Menyelamatkan Lahan Komunal: Menguatkan Pemahaman di Tengah Ancaman Sertifikasi Pribadi
Di tengah arus modernisasi dan kebijakan pemerintah yang mewajibkan setiap lahan memiliki sertifikat kepemilikan atas nama pribadi, nasib lahan komunal masyarakat adat berada di persimpangan. Di Minangkabau, misalnya, lahan ulayat bukan sekadar tanah biasa, tetapi simbol keberlanjutan, identitas, dan solidaritas antar generasi. Ironisnya, kebijakan ini tidak hanya mengancam hak kolektif masyarakat adat, tetapi juga bertentangan dengan hukum adat yang melarang memperjualbelikan tanah ulayat.
Dalam adat Minangkabau, tanah ulayat adalah "pusaka tinggi" yang diwariskan dari satu generasi ke generasi berikutnya. Tanah ini tidak dimiliki oleh individu, tetapi oleh kaum—sebuah konsep yang menegaskan bahwa tanah adalah warisan bersama yang harus dilindungi dan dijaga keberlanjutannya. Namun, ketika sertifikasi pribadi diberlakukan, tanah ulayat menghadapi ancaman besar untuk berubah menjadi aset yang bisa diperjualbelikan.
Bayangkan jika tanah yang seharusnya menjadi milik bersama diubah menjadi sertifikat atas nama individu. Tidak hanya menyalahi aturan adat, tindakan ini membuka peluang bagi pihak luar untuk mengeksploitasi tanah tersebut. Lebih parahnya lagi, kepemilikan individu ini bisa menciptakan konflik internal dalam masyarakat adat, melemahkan solidaritas, dan merusak tatanan adat yang telah terjaga selama berabad-abad.
Masalah ini diperburuk oleh kurangnya pemahaman kolektif, baik di kalangan masyarakat adat maupun pemerintah. Di satu sisi, masyarakat adat sering kali kurang memahami risiko hukum dari sertifikasi pribadi. Di sisi lain, pemerintah lebih fokus pada legalisasi formal tanah tanpa mempertimbangkan nilai-nilai adat yang menyertainya.

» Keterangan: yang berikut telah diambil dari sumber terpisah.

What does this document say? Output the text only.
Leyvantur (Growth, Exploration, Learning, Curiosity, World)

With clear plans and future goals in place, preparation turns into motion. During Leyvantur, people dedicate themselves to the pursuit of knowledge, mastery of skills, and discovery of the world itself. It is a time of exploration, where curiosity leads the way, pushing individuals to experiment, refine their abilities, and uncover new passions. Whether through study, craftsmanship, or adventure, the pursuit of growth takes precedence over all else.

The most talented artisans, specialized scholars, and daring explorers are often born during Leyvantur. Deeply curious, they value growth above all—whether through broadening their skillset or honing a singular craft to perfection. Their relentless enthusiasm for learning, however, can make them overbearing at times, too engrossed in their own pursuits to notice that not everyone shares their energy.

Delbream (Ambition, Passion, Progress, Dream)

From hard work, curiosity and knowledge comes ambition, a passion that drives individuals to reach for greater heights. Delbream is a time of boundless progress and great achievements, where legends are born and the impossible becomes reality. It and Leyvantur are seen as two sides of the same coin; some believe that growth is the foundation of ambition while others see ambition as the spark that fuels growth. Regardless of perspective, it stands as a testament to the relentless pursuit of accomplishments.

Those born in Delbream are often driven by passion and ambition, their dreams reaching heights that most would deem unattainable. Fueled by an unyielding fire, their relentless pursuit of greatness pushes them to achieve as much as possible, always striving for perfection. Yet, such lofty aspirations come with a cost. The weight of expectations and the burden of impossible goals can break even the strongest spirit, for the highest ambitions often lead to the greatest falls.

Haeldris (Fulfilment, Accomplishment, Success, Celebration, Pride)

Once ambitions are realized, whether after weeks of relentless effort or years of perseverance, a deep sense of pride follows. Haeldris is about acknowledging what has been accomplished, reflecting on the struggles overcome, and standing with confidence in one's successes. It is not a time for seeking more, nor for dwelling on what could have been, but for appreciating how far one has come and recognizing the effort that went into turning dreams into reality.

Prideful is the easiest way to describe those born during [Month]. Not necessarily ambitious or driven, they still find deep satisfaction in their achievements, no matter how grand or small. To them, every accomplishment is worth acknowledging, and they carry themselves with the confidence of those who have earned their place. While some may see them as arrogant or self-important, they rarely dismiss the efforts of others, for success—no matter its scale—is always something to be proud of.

Ketidaksinkronan ini menciptakan celah yang dimanfaatkan oleh pihak-pihak tertentu untuk menguasai lahan komunal. Tanpa kesadaran yang kuat, baik dari masyarakat adat maupun pemerintah, tanah ulayat akan terus kehilangan maknanya sebagai simbol keberlanjutan dan keadilan.
Langkah pertama untuk menyelamatkan tanah ulayat adalah memperkuat pemahaman di kedua belah pihak:
Masyarakat adat harus diberikan pemahaman yang mendalam tentang bahaya sertifikasi atas nama pribadi. Mereka perlu mengetahui bahwa tanah ulayat bukan hanya aset ekonomi, tetapi juga bagian dari identitas kolektif mereka. Pelatihan tentang hukum tanah dan pemetaan partisipatif dapat membantu mereka melindungi hak-hak mereka.
Pemerintah harus memahami bahwa tanah ulayat memiliki dimensi budaya dan sosial yang tidak dapat diabaikan. Dialog dengan masyarakat adat dan pengakuan formal terhadap tanah komunal sebagai milik kolektif adalah langkah penting untuk mencegah konflik.
Pemerintah perlu menciptakan kebijakan yang memungkinkan tanah ulayat tetap berstatus komunal. Mekanisme seperti Peraturan Menteri ATR/BPN tentang tanah ulayat harus diimplementasikan dengan lebih tegas dan inklusif.
Tanah ulayat bukan sekadar tanah; ia adalah simbol keberlanjutan dan keadilan sosial. Dalam filosofi Minangkabau, tanah adalah tempat berpijak bersama, bukan untuk dimiliki secara individu. Hukum adat dengan jelas menyatakan bahwa tanah ulayat tidak boleh dijual, digadai, atau dimanfaatkan untuk kepentingan pribadi.
Dengan memahami ancaman yang dihadapi tanah ulayat saat ini, masyarakat adat dan pemerintah harus bersatu untuk menjaga keberadaan tanah ini. Jangan sampai warisan yang telah bertahan selama ratusan tahun hilang begitu saja hanya karena ketidakpedulian dan kurangnya pemahaman.
Tanah ulayat adalah jantung dari kehidupan masyarakat adat. Melindunginya berarti menjaga identitas, solidaritas, dan keberlanjutan generasi mendatang. Apakah kita akan membiarkan tanah ini hilang, atau kita akan berdiri untuk mempertahankannya? Pilihan ada di tangan kita semua.